Alleged financial swindler Bernard Madoff reached a partial settlement with the US Securities and Exchange Commission (SEC) on a civil fraud case, a deal that should have no effect on the criminal probe into his fraudulent activities.
AFP - Alleged Wall Street investment scam mastermind Bernard Madoff reached a partial settlement on a civil fraud case, regulators said Monday.
But analysts said the deal had no effect on a wide-ranging criminal probe into what is believed to be one of the biggest securities fraud cases on record.
The Securities and Exchange Commission (SEC) said Madoff, the alleged mastermind of a 50-billion-dollar fraud, agreed to a consent order filed in federal court by the financial market regulator.
Madoff agreed to a proposed settlement "without admitting or denying the allegations of the SEC's complaint," filed on December 11, the SEC said.
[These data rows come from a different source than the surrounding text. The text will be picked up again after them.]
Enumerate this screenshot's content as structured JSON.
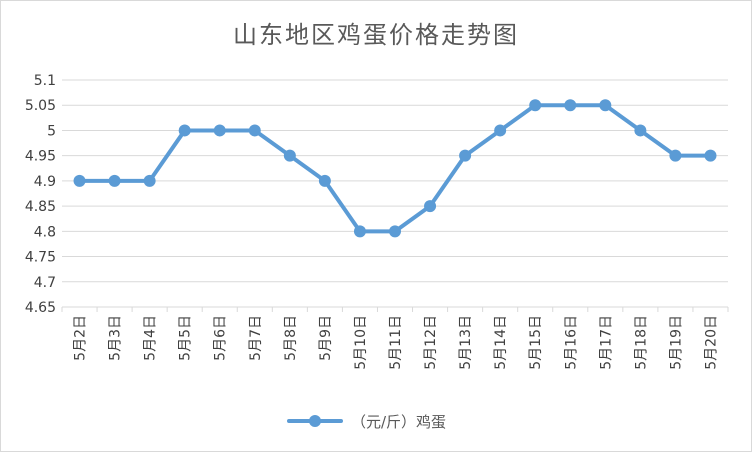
{
  "chart_data": {
    "type": "line",
    "title": "山东地区鸡蛋价格走势图",
    "xlabel": "",
    "ylabel": "",
    "ylim": [
      4.65,
      5.1
    ],
    "yticks": [
      "5.1",
      "5.05",
      "5",
      "4.95",
      "4.9",
      "4.85",
      "4.8",
      "4.75",
      "4.7",
      "4.65"
    ],
    "ytick_values": [
      5.1,
      5.05,
      5.0,
      4.95,
      4.9,
      4.85,
      4.8,
      4.75,
      4.7,
      4.65
    ],
    "grid": true,
    "legend": "bottom",
    "categories": [
      "5月2日",
      "5月3日",
      "5月4日",
      "5月5日",
      "5月6日",
      "5月7日",
      "5月8日",
      "5月9日",
      "5月10日",
      "5月11日",
      "5月12日",
      "5月13日",
      "5月14日",
      "5月15日",
      "5月16日",
      "5月17日",
      "5月18日",
      "5月19日",
      "5月20日"
    ],
    "series": [
      {
        "name": "（元/斤）鸡蛋",
        "color": "#5b9bd5",
        "values": [
          4.9,
          4.9,
          4.9,
          5.0,
          5.0,
          5.0,
          4.95,
          4.9,
          4.8,
          4.8,
          4.85,
          4.95,
          5.0,
          5.05,
          5.05,
          5.05,
          5.0,
          4.95,
          4.95
        ]
      }
    ]
  }
}
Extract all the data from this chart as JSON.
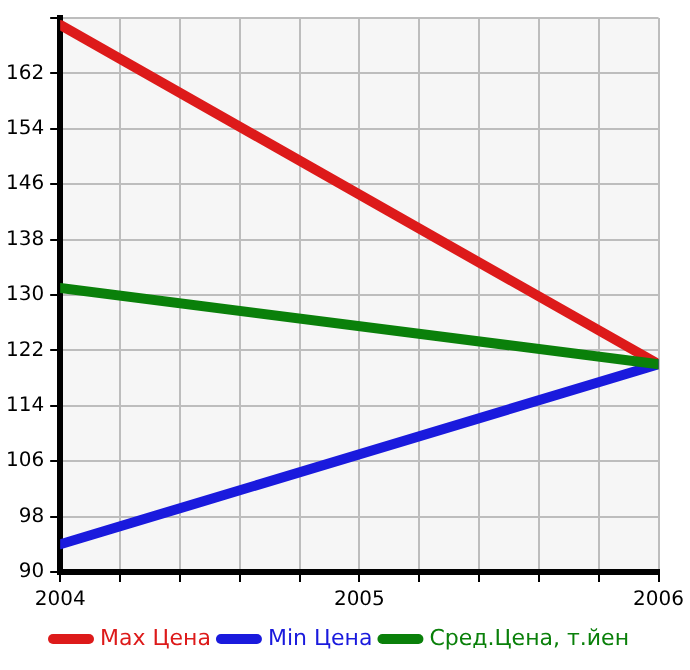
{
  "chart_data": {
    "type": "line",
    "x": [
      2004,
      2006
    ],
    "series": [
      {
        "name": "Max Цена",
        "color": "#dd1a1a",
        "values": [
          169,
          120
        ]
      },
      {
        "name": "Min Цена",
        "color": "#1a1add",
        "values": [
          94,
          120
        ]
      },
      {
        "name": "Сред.Цена, т.йен",
        "color": "#0a800a",
        "values": [
          131,
          120
        ]
      }
    ],
    "xlim": [
      2004,
      2006
    ],
    "xticks": [
      2004,
      {
        "value": 2004.2,
        "label": null
      },
      {
        "value": 2004.4,
        "label": null
      },
      {
        "value": 2004.6,
        "label": null
      },
      {
        "value": 2004.8,
        "label": null
      },
      2005,
      {
        "value": 2005.2,
        "label": null
      },
      {
        "value": 2005.4,
        "label": null
      },
      {
        "value": 2005.6,
        "label": null
      },
      {
        "value": 2005.8,
        "label": null
      },
      2006
    ],
    "ylim": [
      90,
      170
    ],
    "yticks": [
      90,
      98,
      106,
      114,
      122,
      130,
      138,
      146,
      154,
      162,
      {
        "value": 170,
        "label": null
      }
    ],
    "grid": true,
    "legend": "bottom",
    "marker": "none",
    "line_style": "solid"
  }
}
Upon acceptance by the court, the order would extend a freeze on Madoff's assets. But it would leave the questions of repayments and penalties "to be decided at a later time."
But the SEC said that by accepting the consent order, Madoff agrees that "the facts of the complaint are established and cannot be contested by Madoff."
Madoff also faces criminal charges in connection with the scheme that lost some 50 billion dollars in a years-long pyramid fraud. He has been charged but not been indicted and there is no immediate indication of when he could go to trial.
Jacob Frenkel, a former prosecutor and SEC official who is now in private practice, said the civil settlement was largely irrelevant to the overall investigation.
Madoff "is never coming back in the industry and the (court-appointed) receiver is collecting all of his assets, so he has no reason to care or continue a fight with the SEC," Frenkel said.
"This has no outcome at all on any other proceeding."
Frenkel said Madoff "has an interest in his cooperating as long as possible" because any end to the cooperation could result in an indictment and possible incarceration.
The settlement "shows some progress being made" in the probe, said Christopher Bebel, a former SEC attorney who is in private practice in Houston, Texas.
But Bebel said the deal is insignificant because Madoff cannot pay back the customers to any significant degree.